Le leader parlementaire de l'opposition officielle, le péquiste Stéphane Bédard, a soutenu que le ministre agissait de manière irresponsable en s'attaquant à la représentation sans consulter les autres partis et en ignorant les conclusions d'un rapport du DGE à ce sujet, qui n'a pas encore été rendu public.
«On se lance dans une consultation bipolaire, a-t-il dit. D'un côté il y a le DGE qui fait sa consultation avec un comité, de l'autre côté notre ami Béchard lance ce projet de loi à deux faces qui est très important. Mais en même temps, où est le point d'ancrage?»
Concernant les changements aux dispositions sur le financement des partis, M. Bédard s'est fait avare de commentaires, affirmant que son parti soumettra des amendements.
«Ce qu'on prévoit actuellement n'est pas suffisant pour redonner confiance aux citoyens pour casser l'idée que le financement des partis, c'est synonyme de récompense pour ceux et celles qui contribuent», a-t-il dit.
La leader adéquiste Sylvie Roy a pour sa part jugé que les modifications aux dispositions sur le financement, proposées par M. Béchard, servaient à camoufler le redécoupage des circonscriptions.
«C'est la confiture dans laquelle il nous a mis une pilule qui ne s'avale pas, a-t-il dit. C'est pour ça qu'il faut qu'il scinde ce projet de loi. On a mis tout un bel emballage, puis là on essaie de nous passer quelque chose là-dedans qui ne fonctionne pas, c'est-à-dire un Parti libéral qui est allé jouer dans la carte.»
Le député de Québec solidaire, Amir Khadir, a pour sa part proposé une motion pour scinder le projet de loi.
«Le redécoupage de la carte électorale, le resserrement des règles de financement: pourquoi il met ça dans le même paquet?», a-t-il demandé.
Le projet de refonte du DGE, qui a suscité l'empressement du gouvernement, aurait entraîné la disparition de trois circonscriptions, dont celle de Kamouraska-Témiscouata, représentée par M. Béchard.
Le ministre s'est défendu, mercredi, d'être dans une position délicate, affirmant que les critères proposés avaient été discutés par un de ses prédécesseurs, Benoît Pelletier.
«Je ne prends pas les décisions seul et en fonction de mon comté, a-t-il dit. Les critères qu'on amène sont des critères qui avaient été discutés même au temps de Benoît Pelletier.»

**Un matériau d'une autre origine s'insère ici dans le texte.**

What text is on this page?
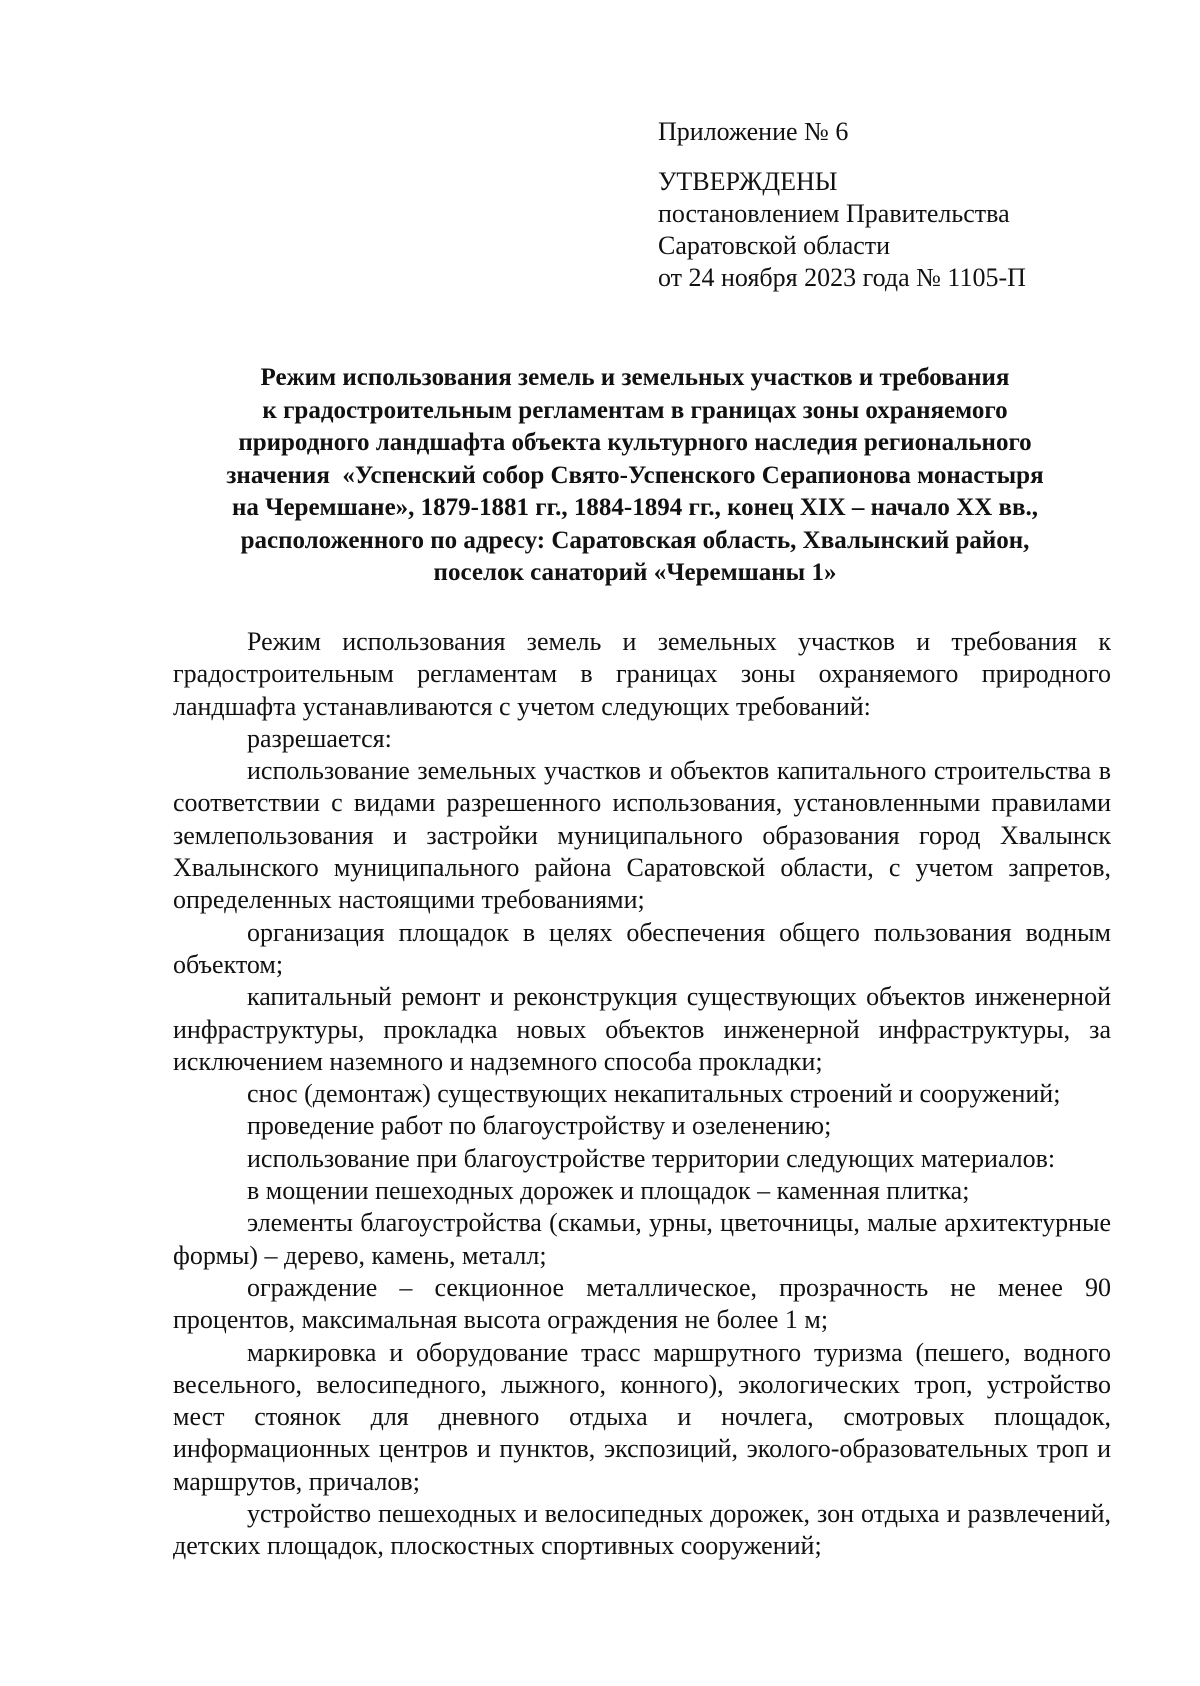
Приложение № 6
УТВЕРЖДЕНЫ
постановлением Правительства
Саратовской области
от 24 ноября 2023 года № 1105-П
Режим использования земель и земельных участков и требования
к градостроительным регламентам в границах зоны охраняемого
природного ландшафта объекта культурного наследия регионального
значения  «Успенский собор Свято-Успенского Серапионова монастыря
на Черемшане», 1879-1881 гг., 1884-1894 гг., конец XIX – начало XX вв.,
расположенного по адресу: Саратовская область, Хвалынский район,
поселок санаторий «Черемшаны 1»

Режим использования земель и земельных участков и требования к градостроительным регламентам в границах зоны охраняемого природного ландшафта устанавливаются с учетом следующих требований:

разрешается:

использование земельных участков и объектов капитального строительства в соответствии с видами разрешенного использования, установленными правилами землепользования и застройки муниципального образования город Хвалынск Хвалынского муниципального района Саратовской области, с учетом запретов, определенных настоящими требованиями;

организация площадок в целях обеспечения общего пользования водным объектом;

капитальный ремонт и реконструкция существующих объектов инженерной инфраструктуры, прокладка новых объектов инженерной инфраструктуры, за исключением наземного и надземного способа прокладки;

снос (демонтаж) существующих некапитальных строений и сооружений;

проведение работ по благоустройству и озеленению;

использование при благоустройстве территории следующих материалов:

в мощении пешеходных дорожек и площадок – каменная плитка;

элементы благоустройства (скамьи, урны, цветочницы, малые архитектурные формы) – дерево, камень, металл;

ограждение – секционное металлическое, прозрачность не менее 90 процентов, максимальная высота ограждения не более 1 м;

маркировка и оборудование трасс маршрутного туризма (пешего, водного весельного, велосипедного, лыжного, конного), экологических троп, устройство мест стоянок для дневного отдыха и ночлега, смотровых площадок, информационных центров и пунктов, экспозиций, эколого-образовательных троп и маршрутов, причалов;

устройство пешеходных и велосипедных дорожек, зон отдыха и развлечений, детских площадок, плоскостных спортивных сооружений;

Le mois dernier, M. Béchard avait annoncé son intention de modifier la Loi électorale, en réponse à des allégations de financement occulte lors de la course à la direction d'un parti municipal à Montréal.
Le projet de loi présenté mercredi imposerait des amendes plus sévères aux contrevenants et toute entreprise trouvée coupable d'infraction, que ce soit au provincial ou au municipal, perdrait durant cinq ans le droit d'obtenir tout contrat public.
M. Béchard a aussi annoncé que le montant de financement public des partis politiques serait augmenté afin de diminuer la pression sur le financement populaire.
Le montant distribué aux formations passerait de 0,50 $ à 0,82 $ par vote, pour un total annuel de 4,7 millions $, comparativement à 2,8 millions $ actuellement.